I would like to understand the difference of CPU consumption between these two pods.

Steps to reproduce the bug

Install GE enterprise 1.13.15 with the following values.yaml:

gloo:
  gloo:
    disableLeaderElection: false

Scale up the gloo deployment for having more than one replica:

k scale deploy -n gloo-system gloo --replicas=2

You will see that the CPU consumption of the one that is not the leader went high:

gloo-5f6dd5959f-n4g7q                                 10m          53Mi            
gloo-5f6dd5959f-sx2bb                                 1945m        46Mi

Expected Behavior

We expect the two pods to have similar CPU consumption

Additional Context

No response

nfuden commented 1 year ago

@edubonifs what are you deploying this onto?
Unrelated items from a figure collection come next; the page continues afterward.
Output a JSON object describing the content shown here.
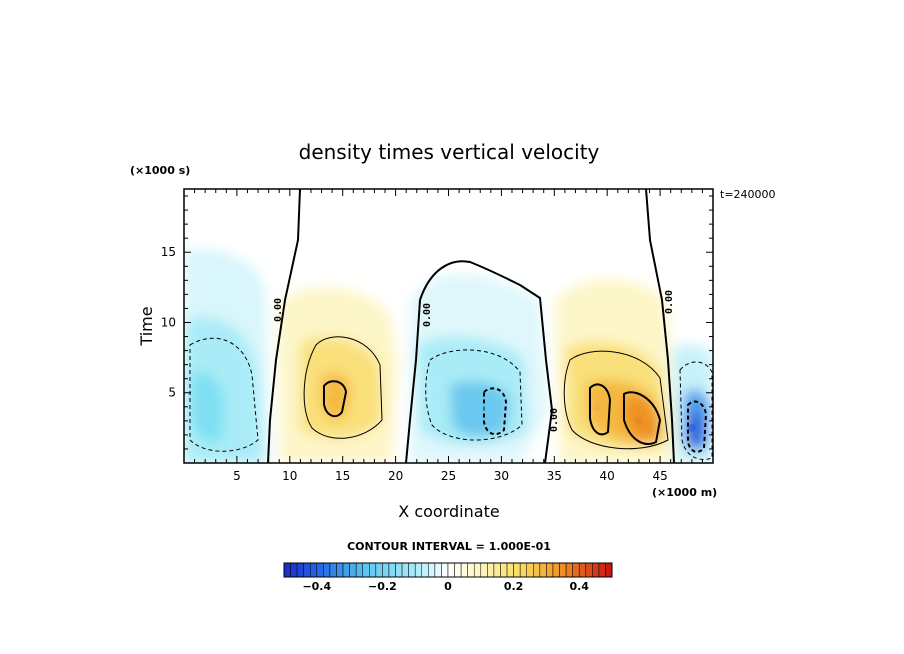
{
  "chart_data": {
    "type": "heatmap",
    "title": "density times vertical velocity",
    "xlabel": "X coordinate",
    "ylabel": "Time",
    "x_unit_label": "(×1000 m)",
    "y_unit_label": "(×1000 s)",
    "xlim": [
      0,
      50
    ],
    "ylim": [
      0,
      19.5
    ],
    "x_ticks": [
      5,
      10,
      15,
      20,
      25,
      30,
      35,
      40,
      45
    ],
    "y_ticks": [
      5,
      10,
      15
    ],
    "annotation": "t=240000",
    "contour_interval_text": "CONTOUR INTERVAL = 1.000E-01",
    "zero_contour_label": "0.00",
    "colorbar": {
      "range": [
        -0.5,
        0.5
      ],
      "ticks": [
        -0.4,
        -0.2,
        0,
        0.2,
        0.4
      ],
      "tick_labels": [
        "−0.4",
        "−0.2",
        "0",
        "0.2",
        "0.4"
      ],
      "negative_color": "#1a2fd0",
      "zero_color": "#ffffff",
      "positive_color": "#c81010"
    },
    "cells": [
      {
        "x": 2,
        "y": 4,
        "value": -0.17
      },
      {
        "x": 14,
        "y": 5,
        "value": 0.27
      },
      {
        "x": 28.5,
        "y": 4,
        "value": -0.24
      },
      {
        "x": 39,
        "y": 4,
        "value": 0.3
      },
      {
        "x": 43,
        "y": 3,
        "value": 0.37
      },
      {
        "x": 48,
        "y": 2.5,
        "value": -0.42
      }
    ]
  }
}
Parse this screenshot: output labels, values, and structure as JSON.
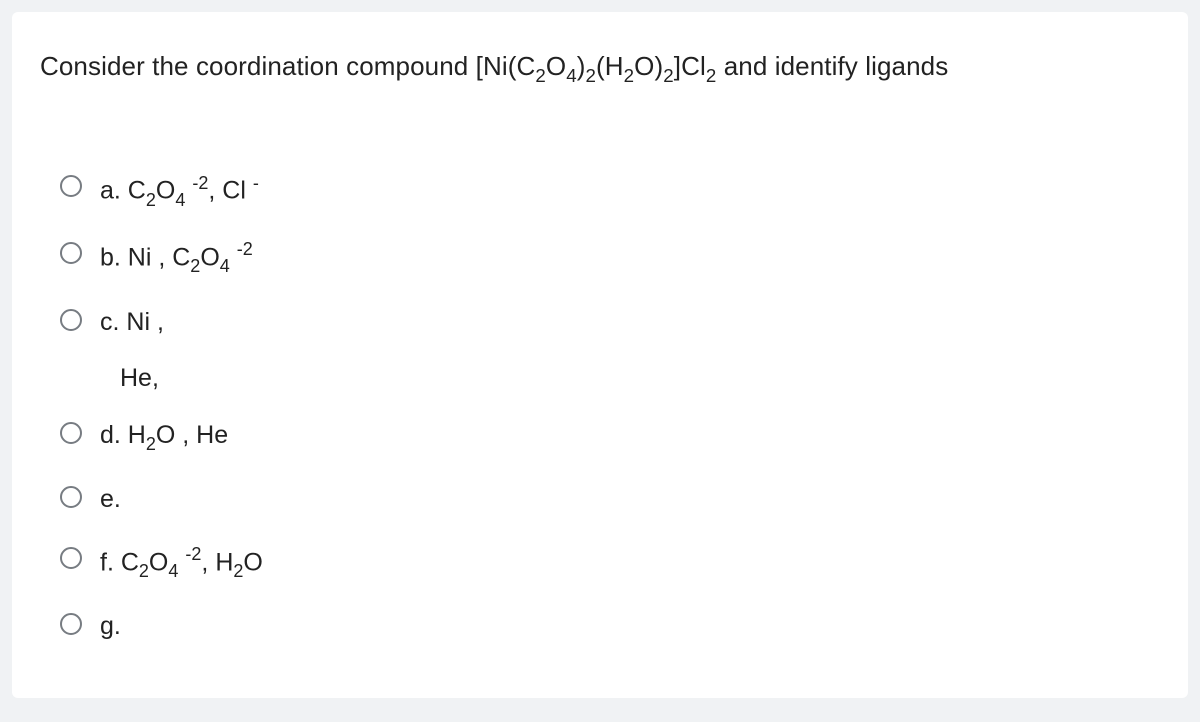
{
  "question": {
    "prefix": "Consider the coordination compound [Ni(C",
    "s1": "2",
    "mid1": "O",
    "s2": "4",
    "mid2": ")",
    "s3": "2",
    "mid3": "(H",
    "s4": "2",
    "mid4": "O)",
    "s5": "2",
    "mid5": "]Cl",
    "s6": "2",
    "suffix": "  and identify ligands"
  },
  "options": {
    "a": {
      "letter": "a. ",
      "p1": "C",
      "sub1": "2",
      "p2": "O",
      "sub2": "4",
      "sup1": " -2",
      "comma": ",  ",
      "p3": "Cl ",
      "sup2": "-"
    },
    "b": {
      "letter": "b. ",
      "p1": "Ni , C",
      "sub1": "2",
      "p2": "O",
      "sub2": "4",
      "sup1": " -2"
    },
    "c": {
      "letter": "c. ",
      "p1": "Ni ,"
    },
    "c_extra": "He,",
    "d": {
      "letter": "d. ",
      "p1": "H",
      "sub1": "2",
      "p2": "O , He"
    },
    "e": {
      "letter": "e."
    },
    "f": {
      "letter": "f. ",
      "p1": "C",
      "sub1": "2",
      "p2": "O",
      "sub2": "4",
      "sup1": " -2",
      "comma": ", ",
      "p3": "H",
      "sub3": "2",
      "p4": "O"
    },
    "g": {
      "letter": "g."
    }
  },
  "styling": {
    "card_bg": "#ffffff",
    "page_bg": "#f0f2f4",
    "text_color": "#222222",
    "radio_border": "#777c82",
    "question_fontsize": 26,
    "option_fontsize": 25,
    "card_radius": 6
  }
}
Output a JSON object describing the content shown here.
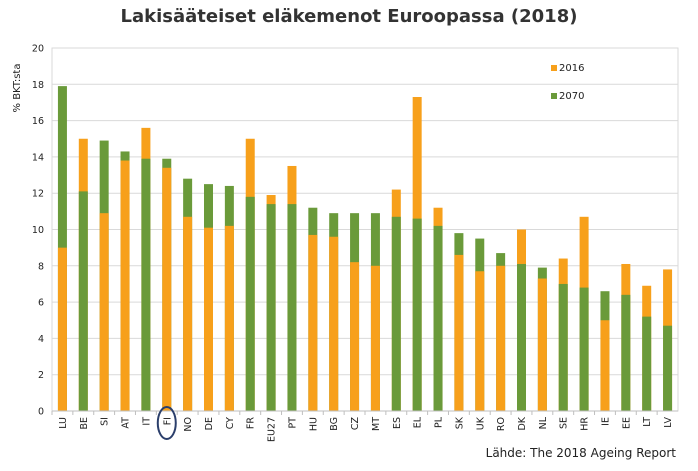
{
  "chart_data": {
    "type": "bar",
    "title": "Lakisääteiset eläkemenot Euroopassa (2018)",
    "ylabel": "% BKT:sta",
    "xlabel": "",
    "ylim": [
      0,
      20
    ],
    "yticks": [
      0,
      2,
      4,
      6,
      8,
      10,
      12,
      14,
      16,
      18,
      20
    ],
    "grid": true,
    "legend_position": "top-right",
    "categories": [
      "LU",
      "BE",
      "SI",
      "AT",
      "IT",
      "FI",
      "NO",
      "DE",
      "CY",
      "FR",
      "EU27",
      "PT",
      "HU",
      "BG",
      "CZ",
      "MT",
      "ES",
      "EL",
      "PL",
      "SK",
      "UK",
      "RO",
      "DK",
      "NL",
      "SE",
      "HR",
      "IE",
      "EE",
      "LT",
      "LV"
    ],
    "highlighted_category": "FI",
    "series": [
      {
        "name": "2016",
        "color": "#f7a01b",
        "values": [
          9.0,
          15.0,
          10.9,
          13.8,
          15.6,
          13.4,
          10.7,
          10.1,
          10.2,
          15.0,
          11.9,
          13.5,
          9.7,
          9.6,
          8.2,
          8.0,
          12.2,
          17.3,
          11.2,
          8.6,
          7.7,
          8.0,
          10.0,
          7.3,
          8.4,
          10.7,
          5.0,
          8.1,
          6.9,
          7.8
        ]
      },
      {
        "name": "2070",
        "color": "#6a9a3a",
        "values": [
          17.9,
          12.1,
          14.9,
          14.3,
          13.9,
          13.9,
          12.8,
          12.5,
          12.4,
          11.8,
          11.4,
          11.4,
          11.2,
          10.9,
          10.9,
          10.9,
          10.7,
          10.6,
          10.2,
          9.8,
          9.5,
          8.7,
          8.1,
          7.9,
          7.0,
          6.8,
          6.6,
          6.4,
          5.2,
          4.7
        ]
      }
    ],
    "source": "Lähde: The 2018 Ageing Report"
  }
}
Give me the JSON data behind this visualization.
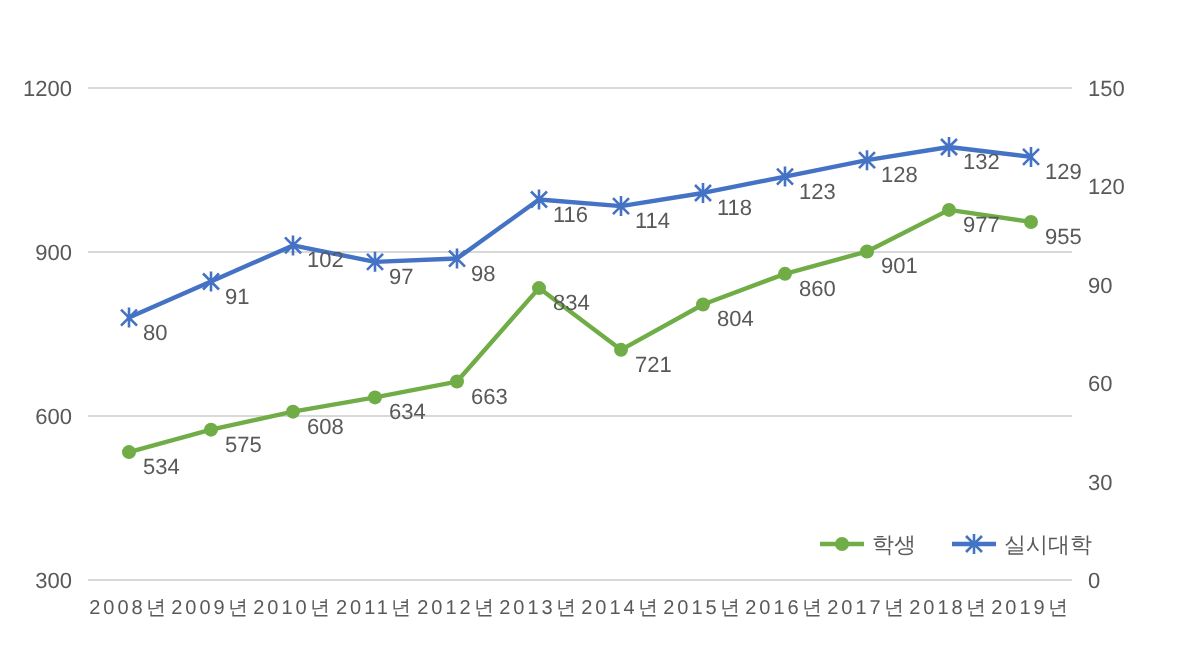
{
  "chart_data": {
    "type": "line",
    "categories": [
      "2008년",
      "2009년",
      "2010년",
      "2011년",
      "2012년",
      "2013년",
      "2014년",
      "2015년",
      "2016년",
      "2017년",
      "2018년",
      "2019년"
    ],
    "series": [
      {
        "name": "학생",
        "color": "#70ad47",
        "marker": "circle",
        "values": [
          534,
          575,
          608,
          634,
          663,
          834,
          721,
          804,
          860,
          901,
          977,
          955
        ]
      },
      {
        "name": "실시대학",
        "color": "#4472c4",
        "marker": "cross",
        "axis": "y2",
        "values": [
          80,
          91,
          102,
          97,
          98,
          116,
          114,
          118,
          123,
          128,
          132,
          129
        ]
      }
    ],
    "ylim": [
      300,
      1200
    ],
    "yticks": [
      300,
      600,
      900,
      1200
    ],
    "y2lim": [
      0,
      150
    ],
    "y2ticks": [
      0,
      30,
      60,
      90,
      120,
      150
    ],
    "grid": "y",
    "legend": "bottom right",
    "data_labels": true
  }
}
I was unable to replicate on Kind

edubonifs commented 1 year ago

I am deploying on eks

andrzej-talarek commented 1 year ago

Hello. I've also similar problems on EKS.

github-actions[bot] commented 4 months ago

This issue has been marked as stale because of no activity in the last 180 days. It will be closed in the next 180 days unless it is tagged "no stalebot" or other activity occurs.